Since 2009, StyleLikeU's multimedia platform — one that encompasses everything from photography to books to documentary — has been personifying the very core of movements in body positivity and size acceptance. Founded by mother/daughter team Elisa Goodkind and Lily Mandelbaum, their What's Underneath Project is, as its name suggests, an effort to showcase what's underneath all the baggage — what's underneath a human being when stripped of body hate, of social stigma, of fat shaming, of self-loathing.
At the end of the day, all of StyleLikeU's work is rooted in combatting the "increasingly soulless fashion world of unattainable imagery and big brand homogeneity," in the aid of making "a culture where people are honored for their differences and connected through personal, universal truths" more attainable. Suffice it to say, their mantra is one I resonate with on nothing short of a spiritual level. So when I was asked to participate in their web series to discuss my relationship with body image, fatness and the size acceptance movement, I simply couldn't not.
Taking off your clothes is a hugely personal thing — no matter how comfortable or uncomfortable you are with the act itself. But when done by your own will — by your own desire to allow a fellow human being (or several) to see you in what could be classed as your "purest" state — it can be hugely satisfying. And yet, it's an act riddled by self-deprecation, because we're not taught to love our bodies in their "purest" of states. We're taught to pick them apart, analyze (and criticize) every detail, poke at any stretch mark, and execute a plan of action. A plan of change. And so, Elisa and Lily's What's Underneath videos strip people down to the bare minimum — no makeup; very little clothing — to desensitize us. To present us with bodies as they are, in all their imperfect perfection; to normalize the visibility of varying forms of beauty.

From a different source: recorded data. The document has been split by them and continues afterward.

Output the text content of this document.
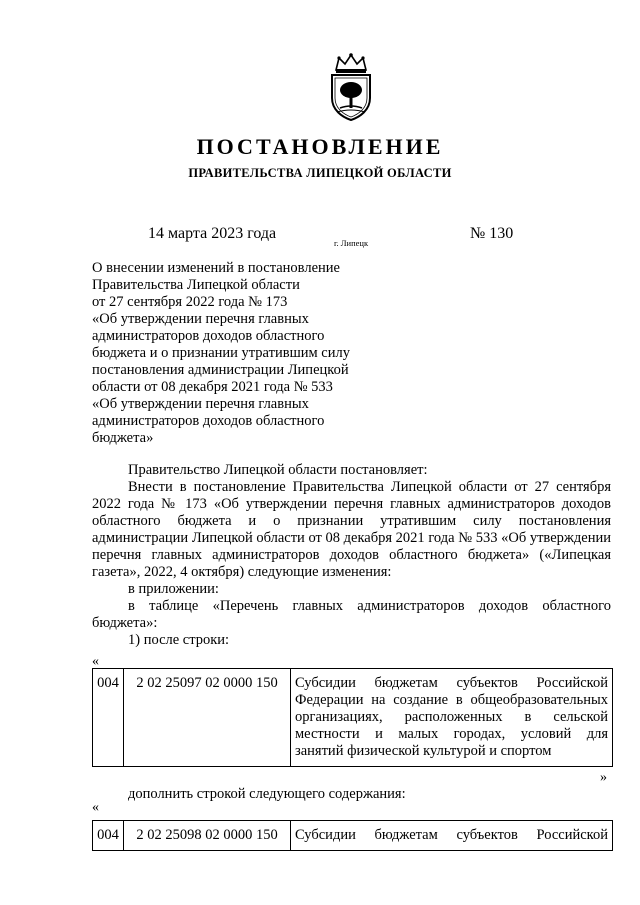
ПОСТАНОВЛЕНИЕ
ПРАВИТЕЛЬСТВА ЛИПЕЦКОЙ ОБЛАСТИ
14 марта 2023 года
г. Липецк
№ 130
О внесении изменений в постановление
Правительства Липецкой области
от 27 сентября 2022 года № 173
«Об утверждении перечня главных
администраторов доходов областного
бюджета и о признании утратившим силу
постановления администрации Липецкой
области от 08 декабря 2021 года № 533
«Об утверждении перечня главных
администраторов доходов областного
бюджета»

Правительство Липецкой области постановляет:

Внести в постановление Правительства Липецкой области от 27 сентября 2022 года № 173 «Об утверждении перечня главных администраторов доходов областного бюджета и о признании утратившим силу постановления администрации Липецкой области от 08 декабря 2021 года № 533 «Об утверждении перечня главных администраторов доходов областного бюджета» («Липецкая газета», 2022, 4 октября) следующие изменения:

в приложении:

в таблице «Перечень главных администраторов доходов областного бюджета»:

1) после строки:

«
004	2 02 25097 02 0000 150	Субсидии бюджетам субъектов Российской
Федерации на создание в общеобразовательных
организациях, расположенных в сельской
местности и малых городах, условий для
занятий физической культурой и спортом
»
дополнить строкой следующего содержания:
«
004	2 02 25098 02 0000 150	Субсидии бюджетам субъектов Российской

(Before the clothes came off.)
It wasn't until my early twenties that I was able to look in the mirror and see something that was not "grotesque." The irony is that as an adolescent, I spent several years looking much like the primary image we're told is beautiful: I was tall and fair-skinned. I wore a size 6 at 5'10". I'd gotten there by crash dieting and risking my actual health, sure, but I was there. I was at this weird place — one that I'd been told would make me happy and beautiful and successful. But all I saw was imperfection. My stomach wasn't toned enough, I still had some leftover cellulite on my thighs, my cheeks could've done with being less chubby. It didn't matter that you could see my ribs or that my collarbone stuck out or that I could wrap my fingers around my ankle — my body still, somehow, felt "wrong."
Fast forward the clock to now: My body isn't what mainstream beauty constructs would define as "beautiful." I wear a size 16/18 (U.S.), my individual thigh is the size of my boyfriend's body, and my arms are soft and squashy. Yet, through something of a psychological evolution — a slow process aided by plus-size bloggers, body positivity activists (StyleLikeU included), long periods of time spent far away from the states, and a partner passionate about size acceptance — my relationship with my body changed. My ability to see things about it that had previously brought me to tears as beautiful was solidified. Taking off my clothing (be it in front of a mirror, at the beach, or with my partner beside me) began to create a sense of freedom and independence and rebellion and self-love. And I guess that's what I wanted to showcase by teaming up with Elisa and Lily.
(After the clothes came off, obvs.)
Many of us are able to accept that beauty isn't a size. We're able to see those around us with differences to our own selves as lovely and exquisite. We're able to consider varying body types or styles intriguing and lovely. But applying these notions to one's own self is nowhere near as simple. Our logic all but disappears, and we're left with the self-doubt ingrained from childhood and on. But it doesn't have to be that way.
If pioneers of the simple idea of "beauty at every size, color and style" continue to work at this kind of acceptance, perhaps one day it won't feel "brave" or "revolutionary" to do something as seemingly benign as wear a lingerie set in the bedroom or a string bikini to the beach, when at a larger size. Perhaps such acts will be normalized. But for now, they are an act of necessary rebellion. When so many people are still thrown off guard — shocked and confused — by seeing plus-size women flaunt their bodies in something other than a baggy tee and sweatpants, it becomes even more important to do so. Maybe we need to keep shocking people, until said shock wears off, and everyone can simply be allowed to exist — however they choose to lead that existence.